今まではイチローのお父さんがやってきた、普通の人にはとてもできないような大変さを中心に紹介してきましたが、ここからは私が面白いと感じた、ユニークな指導法をいくつか紹介していきます。

イチローは小学生の頃から毎日練習し、毎日バッティングセンターにも通っていたので、それだけを聞くと、多くの人は物凄い練習量で、きっとハードにやってきたんだろうな、と間違えて解釈してしまう。

イチローのお父さんは、イチローに無理させるようなことは、決してしなかった。

 

「肩は消耗品である」、「きつい練習を長時間かけてやっても意味がない。体が壊れるだけだ」、と言うのが、お父さんの持論。

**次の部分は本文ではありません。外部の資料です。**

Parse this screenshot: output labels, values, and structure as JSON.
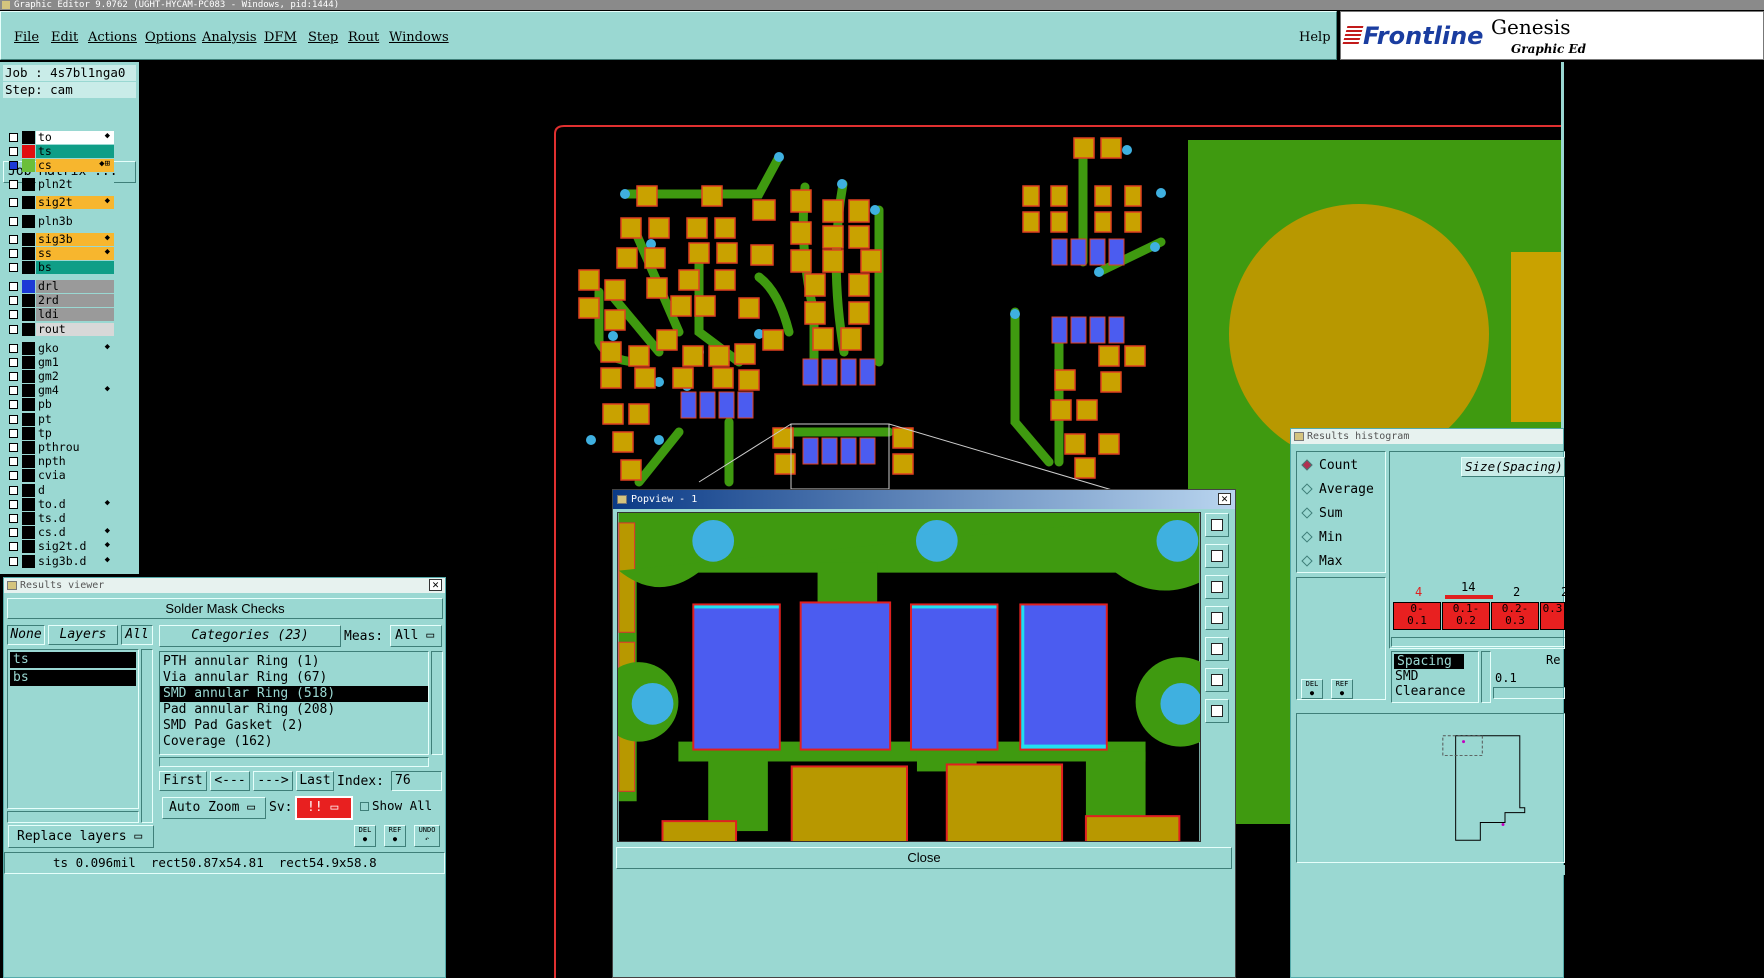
{
  "window": {
    "title": "Graphic Editor 9.0762  (UGHT-HYCAM-PC083 - Windows, pid:1444)"
  },
  "menu": {
    "items": [
      "File",
      "Edit",
      "Actions",
      "Options",
      "Analysis",
      "DFM",
      "Step",
      "Rout",
      "Windows"
    ],
    "help": "Help"
  },
  "brand": {
    "logo": "Frontline",
    "product": "Genesis",
    "subtitle": "Graphic Ed"
  },
  "job": {
    "job_line": "Job : 4s7bl1nga0",
    "step_line": "Step: cam",
    "matrix_button": "Job Matrix ..."
  },
  "layers": [
    {
      "name": "to",
      "color": "#ffffff",
      "swatch": "#000000",
      "mark": "◆"
    },
    {
      "name": "ts",
      "color": "#0f9e87",
      "swatch": "#e01010",
      "mark": ""
    },
    {
      "name": "cs",
      "color": "#f7b62e",
      "swatch": "#6bbf3a",
      "mark": "◆⊞"
    },
    {
      "name": "pln2t",
      "color": "#9ad8d2",
      "swatch": "#000000",
      "mark": ""
    },
    {
      "name": "sig2t",
      "color": "#f7b62e",
      "swatch": "#000000",
      "mark": "◆"
    },
    {
      "name": "pln3b",
      "color": "#9ad8d2",
      "swatch": "#000000",
      "mark": ""
    },
    {
      "name": "sig3b",
      "color": "#f7b62e",
      "swatch": "#000000",
      "mark": "◆"
    },
    {
      "name": "ss",
      "color": "#f7b62e",
      "swatch": "#000000",
      "mark": "◆"
    },
    {
      "name": "bs",
      "color": "#0f9e87",
      "swatch": "#000000",
      "mark": ""
    },
    {
      "name": "drl",
      "color": "#9a9a9a",
      "swatch": "#1c3ad6",
      "mark": ""
    },
    {
      "name": "2rd",
      "color": "#9a9a9a",
      "swatch": "#000000",
      "mark": ""
    },
    {
      "name": "ldi",
      "color": "#9a9a9a",
      "swatch": "#000000",
      "mark": ""
    },
    {
      "name": "rout",
      "color": "#d8d8d8",
      "swatch": "#000000",
      "mark": ""
    },
    {
      "name": "gko",
      "color": "#9ad8d2",
      "swatch": "#000000",
      "mark": "◆"
    },
    {
      "name": "gm1",
      "color": "#9ad8d2",
      "swatch": "#000000",
      "mark": ""
    },
    {
      "name": "gm2",
      "color": "#9ad8d2",
      "swatch": "#000000",
      "mark": ""
    },
    {
      "name": "gm4",
      "color": "#9ad8d2",
      "swatch": "#000000",
      "mark": "◆"
    },
    {
      "name": "pb",
      "color": "#9ad8d2",
      "swatch": "#000000",
      "mark": ""
    },
    {
      "name": "pt",
      "color": "#9ad8d2",
      "swatch": "#000000",
      "mark": ""
    },
    {
      "name": "tp",
      "color": "#9ad8d2",
      "swatch": "#000000",
      "mark": ""
    },
    {
      "name": "pthrou",
      "color": "#9ad8d2",
      "swatch": "#000000",
      "mark": ""
    },
    {
      "name": "npth",
      "color": "#9ad8d2",
      "swatch": "#000000",
      "mark": ""
    },
    {
      "name": "cvia",
      "color": "#9ad8d2",
      "swatch": "#000000",
      "mark": ""
    },
    {
      "name": "d",
      "color": "#9ad8d2",
      "swatch": "#000000",
      "mark": ""
    },
    {
      "name": "to.d",
      "color": "#9ad8d2",
      "swatch": "#000000",
      "mark": "◆"
    },
    {
      "name": "ts.d",
      "color": "#9ad8d2",
      "swatch": "#000000",
      "mark": ""
    },
    {
      "name": "cs.d",
      "color": "#9ad8d2",
      "swatch": "#000000",
      "mark": "◆"
    },
    {
      "name": "sig2t.d",
      "color": "#9ad8d2",
      "swatch": "#000000",
      "mark": "◆"
    },
    {
      "name": "sig3b.d",
      "color": "#9ad8d2",
      "swatch": "#000000",
      "mark": "◆"
    }
  ],
  "results_viewer": {
    "title": "Results viewer",
    "heading": "Solder Mask Checks",
    "none_label": "None",
    "layers_label": "Layers",
    "all_label": "All",
    "layer_list": [
      "ts",
      "bs"
    ],
    "categories_label": "Categories (23)",
    "meas_label": "Meas:",
    "meas_value": "All",
    "categories": [
      "PTH annular Ring (1)",
      "Via annular Ring (67)",
      "SMD annular Ring (518)",
      "Pad annular Ring (208)",
      "SMD Pad Gasket (2)",
      "Coverage (162)"
    ],
    "selected_category": 2,
    "nav": {
      "first": "First",
      "prev": "<---",
      "next": "--->",
      "last": "Last",
      "index_label": "Index:",
      "index_value": "76"
    },
    "auto_zoom": "Auto Zoom",
    "sv_label": "Sv:",
    "sv_value": "!!",
    "show_all": "Show All",
    "replace_layers": "Replace layers",
    "status": "ts 0.096mil  rect50.87x54.81  rect54.9x58.8"
  },
  "popview": {
    "title": "Popview - 1",
    "close": "Close"
  },
  "histogram": {
    "title": "Results histogram",
    "modes": [
      "Count",
      "Average",
      "Sum",
      "Min",
      "Max"
    ],
    "selected_mode": "Count",
    "axis_title": "Size(Spacing)",
    "counts": [
      "4",
      "14",
      "2",
      "2"
    ],
    "bins": [
      "0-\n0.1",
      "0.1-\n0.2",
      "0.2-\n0.3",
      "0.3"
    ],
    "types": [
      "Spacing",
      "SMD",
      "Clearance"
    ],
    "re_label": "Re",
    "value": "0.1"
  }
}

野球部入部の時にも、要領よくやりなさいと、よく言って聞かせていたそうです。

「いいかい一郎、要領よくやるんだぞ。全力でやり過ぎて、自分がパンクしたんじゃ元も子もないよ。自分の体力を考えて、マイペースでうまくやりなさい。何事も、”過ぎたるは猶及ばざるがごとし”だからね」

 中学・高校のクラブ活動では、つい目先の勝利にとらわれ過ぎるあまり、練習がオーバーペースになったり、詰め込み指導に走りがちになる。その結果、せっかくいい素質をもちながら、潰れていく子や野球嫌いになってやめてしまう子も多い。実際、私もそういう例を数多く見てきた。

 何回も言うようだが、イチローにはまだまだ先に大きな目標があった。中学三年間で燃え尽きてしまうような、後先を考えない無茶な全力疾走は困る。毎日一歩一歩でいいから前へ進んでくれればそれでよし。一日に10歩も進んで、途中で脱落という事態は避けたかった。

「溺愛我が子イチロー 鈴木宣之著 小学館 147項」

 

一流になるためには、誰よりもハードな練習をしなければいけない。テレビでもそうした映像をよく見るし、そんなイメージがあると思います。

確かにそれはそうかもしれないですが、抜く所は抜かないとパンクする。また無理をすることとは、少し違う。

それを全部、頑張らなければならない、無理してでもやらなければならないと誤解していると、才能を潰し、故障する。病気であれば、うつ病になったりする。

 わたしは毎日練習を見学していましたので、イチローにとってその内容がきついという印象はもってはいませんでした。要領がいいイチローのことだから、練習も適当なところで「手を抜いて」いました。

 わたしは「やっとるな」と思ってニヤニヤしていたものです。